Should LLM reasoning live in a separate module, or within a single model's forward pass and representational space? We study dual-architecture latent reasoning, where a fluent Base exchanges latent messages with a Coprocessor, and test two hypotheses aimed at improving latent communication over Liu et al. (2024): (H1) increase channel capacity; (H2) learn communication via joint finetuning. Under matched latent-token budgets on GPT-2 and Qwen-3, H2 is consistently strongest while H1 yields modest gains. A unified soft-embedding baseline, a single model with the same forward pass and shared representations, using the same latent-token budget, nearly matches H2 and surpasses H1, suggesting current dual designs mostly add compute rather than qualitatively improving reasoning. Across GSM8K, ProsQA, and a Countdown stress test with increasing branching factor, scaling the latent-token budget beyond small values fails to improve robustness. Latent analyses show overlapping subspaces with limited specialization, consistent with weak reasoning gains. We conclude dual-model latent reasoning remains promising in principle, but likely requires objectives and training schedules that explicitly shape latent spaces for algorithmic planning.

Paper Structure

This paper contains 32 sections, 11 equations, 16 figures, 7 tables.

Figures (16)

  • Figure 1: Overview of the deliberation–in–KV-cache architecture of liu2024deliberationlatentspacedifferentiable and our two variants designed to strengthen cross-module communication.
  • Figure 2: Validation perplexity whilst training on the FinWeb-Edu-100BT corpus.

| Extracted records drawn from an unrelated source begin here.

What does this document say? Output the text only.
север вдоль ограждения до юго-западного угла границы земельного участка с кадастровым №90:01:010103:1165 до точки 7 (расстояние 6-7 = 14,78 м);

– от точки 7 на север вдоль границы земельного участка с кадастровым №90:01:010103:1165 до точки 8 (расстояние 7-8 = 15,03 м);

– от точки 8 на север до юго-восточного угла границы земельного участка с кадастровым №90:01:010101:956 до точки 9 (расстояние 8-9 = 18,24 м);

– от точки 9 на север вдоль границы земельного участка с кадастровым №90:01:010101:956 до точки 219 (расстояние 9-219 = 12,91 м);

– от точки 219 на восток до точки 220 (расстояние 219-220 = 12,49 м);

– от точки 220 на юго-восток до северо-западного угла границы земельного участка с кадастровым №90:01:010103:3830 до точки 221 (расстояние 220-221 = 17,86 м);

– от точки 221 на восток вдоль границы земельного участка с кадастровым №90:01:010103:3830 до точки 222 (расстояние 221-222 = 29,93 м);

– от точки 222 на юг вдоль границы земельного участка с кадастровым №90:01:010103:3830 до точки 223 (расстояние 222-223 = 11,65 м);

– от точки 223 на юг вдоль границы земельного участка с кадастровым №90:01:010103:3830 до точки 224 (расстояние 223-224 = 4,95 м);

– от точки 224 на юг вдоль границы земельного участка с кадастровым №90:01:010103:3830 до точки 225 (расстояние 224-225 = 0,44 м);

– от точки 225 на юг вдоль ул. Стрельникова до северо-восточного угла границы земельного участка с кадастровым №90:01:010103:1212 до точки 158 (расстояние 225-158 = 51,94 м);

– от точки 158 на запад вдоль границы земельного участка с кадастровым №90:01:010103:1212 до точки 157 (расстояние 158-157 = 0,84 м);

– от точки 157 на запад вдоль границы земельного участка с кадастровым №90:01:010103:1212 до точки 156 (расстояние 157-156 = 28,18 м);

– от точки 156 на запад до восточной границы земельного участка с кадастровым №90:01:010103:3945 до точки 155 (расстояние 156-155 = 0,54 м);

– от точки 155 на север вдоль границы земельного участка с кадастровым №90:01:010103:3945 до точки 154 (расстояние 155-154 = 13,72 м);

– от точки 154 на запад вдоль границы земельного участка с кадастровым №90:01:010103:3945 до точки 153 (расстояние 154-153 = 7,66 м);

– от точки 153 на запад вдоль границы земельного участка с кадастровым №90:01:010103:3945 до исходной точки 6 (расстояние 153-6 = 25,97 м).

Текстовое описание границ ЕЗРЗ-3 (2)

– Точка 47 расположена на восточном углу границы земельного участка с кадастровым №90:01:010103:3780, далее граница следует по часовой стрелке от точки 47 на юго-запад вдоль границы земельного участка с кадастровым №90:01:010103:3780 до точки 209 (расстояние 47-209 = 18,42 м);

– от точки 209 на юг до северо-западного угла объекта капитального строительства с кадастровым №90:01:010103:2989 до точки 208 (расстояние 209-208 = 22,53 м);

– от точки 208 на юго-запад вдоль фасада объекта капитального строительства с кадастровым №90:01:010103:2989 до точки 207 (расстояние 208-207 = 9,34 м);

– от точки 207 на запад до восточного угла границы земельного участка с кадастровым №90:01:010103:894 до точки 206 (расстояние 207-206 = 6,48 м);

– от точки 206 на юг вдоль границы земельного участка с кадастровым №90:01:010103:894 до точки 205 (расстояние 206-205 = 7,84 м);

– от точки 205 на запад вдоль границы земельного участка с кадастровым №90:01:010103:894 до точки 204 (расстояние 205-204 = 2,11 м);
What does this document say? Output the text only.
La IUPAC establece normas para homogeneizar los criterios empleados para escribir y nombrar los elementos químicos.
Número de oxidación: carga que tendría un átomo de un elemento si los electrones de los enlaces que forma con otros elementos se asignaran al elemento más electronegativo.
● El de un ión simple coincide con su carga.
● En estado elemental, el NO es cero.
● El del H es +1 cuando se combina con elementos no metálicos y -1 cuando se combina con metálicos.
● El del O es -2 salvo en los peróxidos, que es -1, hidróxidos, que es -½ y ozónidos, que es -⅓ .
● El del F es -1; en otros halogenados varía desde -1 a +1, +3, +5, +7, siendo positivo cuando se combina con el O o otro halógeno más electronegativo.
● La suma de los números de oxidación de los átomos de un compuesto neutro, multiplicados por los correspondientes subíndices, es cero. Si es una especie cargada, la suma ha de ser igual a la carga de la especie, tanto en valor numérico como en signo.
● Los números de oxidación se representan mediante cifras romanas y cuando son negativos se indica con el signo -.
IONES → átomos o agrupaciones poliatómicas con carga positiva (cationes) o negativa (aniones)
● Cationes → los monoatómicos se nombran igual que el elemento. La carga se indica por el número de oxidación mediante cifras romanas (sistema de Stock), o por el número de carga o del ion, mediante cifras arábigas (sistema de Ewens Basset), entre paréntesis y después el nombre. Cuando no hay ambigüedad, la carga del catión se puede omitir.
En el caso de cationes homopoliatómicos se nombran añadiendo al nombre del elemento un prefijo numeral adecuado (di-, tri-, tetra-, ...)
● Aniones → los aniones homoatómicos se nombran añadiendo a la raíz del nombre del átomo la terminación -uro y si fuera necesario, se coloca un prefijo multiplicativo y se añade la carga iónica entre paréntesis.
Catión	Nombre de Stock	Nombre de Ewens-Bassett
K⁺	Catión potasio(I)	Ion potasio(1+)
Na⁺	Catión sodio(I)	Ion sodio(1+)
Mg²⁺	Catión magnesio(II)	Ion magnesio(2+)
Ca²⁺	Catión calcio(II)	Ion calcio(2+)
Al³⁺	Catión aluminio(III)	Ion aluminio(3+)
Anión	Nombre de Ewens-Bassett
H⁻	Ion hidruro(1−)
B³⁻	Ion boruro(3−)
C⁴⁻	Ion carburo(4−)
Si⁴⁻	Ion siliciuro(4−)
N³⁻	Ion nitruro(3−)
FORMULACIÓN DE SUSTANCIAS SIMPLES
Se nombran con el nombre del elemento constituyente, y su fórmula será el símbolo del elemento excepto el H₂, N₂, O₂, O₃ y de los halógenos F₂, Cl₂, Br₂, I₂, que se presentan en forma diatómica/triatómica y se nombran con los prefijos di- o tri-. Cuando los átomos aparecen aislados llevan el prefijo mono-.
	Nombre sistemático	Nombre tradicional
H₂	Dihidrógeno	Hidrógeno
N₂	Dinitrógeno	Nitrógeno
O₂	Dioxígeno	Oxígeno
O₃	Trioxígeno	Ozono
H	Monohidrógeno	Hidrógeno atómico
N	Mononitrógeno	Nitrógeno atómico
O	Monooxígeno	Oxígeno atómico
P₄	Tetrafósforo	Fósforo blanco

A: GPT-2 variants (using $N_L{=}16$ where applicable). B: Qwen-3 variants (using $N_L{=}16$ where applicable). C: Ablating number of latents $N_L$ of the GPT-2 Coprocessor for Hypothesis 2. D: Ablating number of latents $N_L$ of the Qwen-3 Coprocessor for Hypothesis 2.
  • Figure 3: Ablating the latent budget. A: GSM8K accuracy vs. total latents $N_L$ (GPT-2 and Qwen; Coconut shown for GPT-2). B: Countdown accuracy vs. operands (3, 4, 5) with lines for $N_L\!\in\!\{1,4,8, 16\}$, merged across model families.
  • Figure 4: Latent cross-subspace capture heatmaps (last Coprocessor layer). Each cell $(i,j)$ shows the fraction of variance of latent $j$ captured by the principal subspace of latent $i$. A: Large-scale training. B: Fine-tuning on GSM8k with curriculum. C: Finetuning on countdown with operands = 4.
  • Figure 5: Explicit Latent Regularization Results. A: Large scale training validation perplexity (lower is better) worsens as regularization $\lambda$ increases. B: Countdown (operands=4) accuracy restores monotonic scaling with $N_L$ under strong regularization ($\lambda=3$). C: Latent cross-capture heatmap for Countdown ($\lambda=3$) shows distinct, non-overlapping subspaces (compare to Fig 4).